In 2011, I started the project Single Woman Budget Travel, a travel and photography research to find out how safe or unsafe it is for a solo woman to travel in India on a budget. As part of this, I traveled to many places (it is still ongoing project) gathering first hand information, and documenting them through my photography.
As my interest grew in the subject, I have now decided to carry on with this topic in pure academic ways, also traveling to other cities and doing in-depth studies through first hand research. As part of that, I recently did a five city tour to the metro cities, Delhi, Mumbai, Kolkata, Chennai and Bangalore to document the relationship between gender and public space in each city. The result of this tour was published as a five part series on Firstpost titled, “Where Are The Women: An Examination of Gender And Public Space in India”
American feminist icon Gloria Steinem, in her 2015 Christmas wishlist, said, “I’m glad we’ve begun to raise our daughters more like our sons — but it will never work until we raise our sons more like our daughters.”
To elaborate, centuries of women’s movements have secured for women, the right to vote, right to education, right to participate in workforce and several other rights that enable them to come out of their kitchens and claim equal citizenship in public life. However, we have not addressed the question ‘who legitimately owns the public domain’, and the gender-based segregation of spaces as public(masculine) and private(feminine) has not been challenged. We encouraged and enabled our girls to step out of the kitchen, but didn’t inform and motivate the boys to step in.
The home and kitchen is still considered women’s primary domain and the world outside, men’s. Women are allowed to venture out in public space, but not really own it. As a result of this, young girls in Haryana continue to drop out because of the sexual harassment they face on their way to school, rape victims continue to be blamed for ‘inviting trouble’ for ‘being outside’ at a particular time.
Women are allowed access to public space only for legitimate purposes, and are expected to walk the straight line between home to their place of purpose. Women do not have the right to purposelessly loiter. The urban women seemingly have a better access to public space, with millions of women participating in workforce, commuting daily using public transport or going about their economic activities etc. Yet, if we observe urban spaces deeply, we realise that women have very limited access to public spaces.
In 2011, the seminal work Why Loiter? (Phadke, Ranade, Khan, 2011) attempted to bring a paradigm shift in how women could claim full citizenship. Based upon 3 years of research work the book argues that in order to maximise their access to public space, women do not need “greater surveillance or protectionism,” but rather “the right to engage in risk.” Only by claiming the “right to risk,” they argue, can women truly claim citizenship.

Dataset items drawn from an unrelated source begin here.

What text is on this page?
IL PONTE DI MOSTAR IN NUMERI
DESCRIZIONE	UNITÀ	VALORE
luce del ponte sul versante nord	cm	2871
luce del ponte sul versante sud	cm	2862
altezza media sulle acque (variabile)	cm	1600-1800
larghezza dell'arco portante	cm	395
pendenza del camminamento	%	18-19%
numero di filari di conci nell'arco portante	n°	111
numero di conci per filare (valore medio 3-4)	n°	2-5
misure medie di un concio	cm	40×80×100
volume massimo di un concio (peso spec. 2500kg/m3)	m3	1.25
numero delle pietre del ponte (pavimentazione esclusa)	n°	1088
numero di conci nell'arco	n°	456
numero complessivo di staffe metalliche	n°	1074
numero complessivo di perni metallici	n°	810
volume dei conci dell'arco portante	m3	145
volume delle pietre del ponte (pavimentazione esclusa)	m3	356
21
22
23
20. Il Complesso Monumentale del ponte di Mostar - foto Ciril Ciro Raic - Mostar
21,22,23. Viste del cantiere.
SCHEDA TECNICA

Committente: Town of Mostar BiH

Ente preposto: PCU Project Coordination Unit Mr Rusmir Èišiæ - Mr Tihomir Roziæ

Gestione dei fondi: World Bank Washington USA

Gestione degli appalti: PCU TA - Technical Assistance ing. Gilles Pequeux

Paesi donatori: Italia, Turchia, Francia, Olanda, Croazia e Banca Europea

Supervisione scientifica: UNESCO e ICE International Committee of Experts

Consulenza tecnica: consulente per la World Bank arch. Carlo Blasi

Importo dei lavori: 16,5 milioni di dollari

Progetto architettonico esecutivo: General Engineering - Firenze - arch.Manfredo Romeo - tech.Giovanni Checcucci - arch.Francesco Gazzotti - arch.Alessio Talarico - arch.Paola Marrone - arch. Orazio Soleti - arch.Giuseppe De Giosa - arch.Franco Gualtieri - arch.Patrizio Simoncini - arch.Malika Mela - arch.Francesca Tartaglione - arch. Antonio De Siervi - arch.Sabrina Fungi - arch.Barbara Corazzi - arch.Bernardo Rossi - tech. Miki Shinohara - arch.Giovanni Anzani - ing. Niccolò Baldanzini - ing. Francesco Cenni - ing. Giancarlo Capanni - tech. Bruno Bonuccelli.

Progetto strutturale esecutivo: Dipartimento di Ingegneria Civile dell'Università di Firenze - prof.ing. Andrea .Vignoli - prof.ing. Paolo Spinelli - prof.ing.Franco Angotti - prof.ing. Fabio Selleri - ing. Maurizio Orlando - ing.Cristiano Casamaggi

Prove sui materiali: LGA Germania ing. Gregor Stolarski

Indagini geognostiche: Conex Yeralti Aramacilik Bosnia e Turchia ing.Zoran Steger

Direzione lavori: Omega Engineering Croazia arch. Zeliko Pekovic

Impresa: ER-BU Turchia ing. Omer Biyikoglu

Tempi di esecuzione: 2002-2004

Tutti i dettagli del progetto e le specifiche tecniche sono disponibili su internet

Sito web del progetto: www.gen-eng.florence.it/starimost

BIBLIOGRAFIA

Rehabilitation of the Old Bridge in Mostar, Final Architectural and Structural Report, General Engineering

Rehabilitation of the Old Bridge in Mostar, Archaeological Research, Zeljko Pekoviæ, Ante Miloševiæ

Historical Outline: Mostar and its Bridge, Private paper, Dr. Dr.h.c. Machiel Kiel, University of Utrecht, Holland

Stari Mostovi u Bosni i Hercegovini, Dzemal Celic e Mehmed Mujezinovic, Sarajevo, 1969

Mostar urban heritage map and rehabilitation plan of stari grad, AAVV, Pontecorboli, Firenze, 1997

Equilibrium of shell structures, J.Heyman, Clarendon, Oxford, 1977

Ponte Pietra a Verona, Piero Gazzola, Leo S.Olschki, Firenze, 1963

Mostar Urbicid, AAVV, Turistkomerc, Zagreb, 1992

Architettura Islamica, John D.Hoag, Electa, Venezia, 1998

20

What is the ratio of women to men in a given open space? What activities are the women engaged in? What is their body language? Do women and men use the same space differently? Does women’s access to a public space depend on the time of the day? Does it vary according to caste, class and age of the woman? These are some of the questions this photo series will seek to answer.
The idea behind the series is not to provide anecdotal evidence for or against any hypothesis, but to trigger a thought in the audience’s mind; to inspire them to observe the public space around them more closely and find the answers themselves.
Follow what I explored in the series:
Part 1: Delhi: It is the men who largely occupy open spaces in Connaught Place
Part 2: Mumbai: Gender imbalance is an issue even in safe public spaces
Part 3: Kolkata: Women are almost everywhere, but never on their own
Part 4: Chennai: High female workforce participation contributes to their effort of reclaiming public spaces
Part 5: Bengaluru: Of the two genders, only men loiter
I began with Delhi’s Connaught Place to see whether the most commercial and busy space in Delhi has equal participation of men and women. I found out it does not.
In Mumbai, I wanted to compare the findings of Delhi, so I picked up spaces parallel to Delhi’s Connaught Place, that is the Fort area and shot it both at night and day. I found out access to space by women and men change with sunrise and sunset. I also observed class factors.
In Kolkata I set out to see whether the common perception of Kolkata being a super safe city and Bengali women being equal in everything is true or not. I found out, it is partially true. Here too class factor was observed, working class women access spaces more than elite class.
In Chennai my main focus was to check out the Marina Beach, which was hailed as a safe space for women even at late night during the Jallikattu protests, I wanted to check whether it remains a safe space even when it was not a protest site. I found out that it is partly safe, as there were many people even till 9 to 10 in the night, but no solo women, or groups of women, only couples and families. Local people said for a solo women, late night at the beach is not safe. Still, in the five city tour Chennai happens to be the winner in terms of women accessing public spaces, though not leisure purpose, not at all for loitering.
In Bangalore I tried to compare the two Bangalore, one the IT city India’s silicon valley and another, the traditional Bangalore. I found out, the IT spaces were seemingly safe but the traditional Bangalore is not much different from any other city.
This photographic research would continue and I would cover more cities. Please do share your thoughts.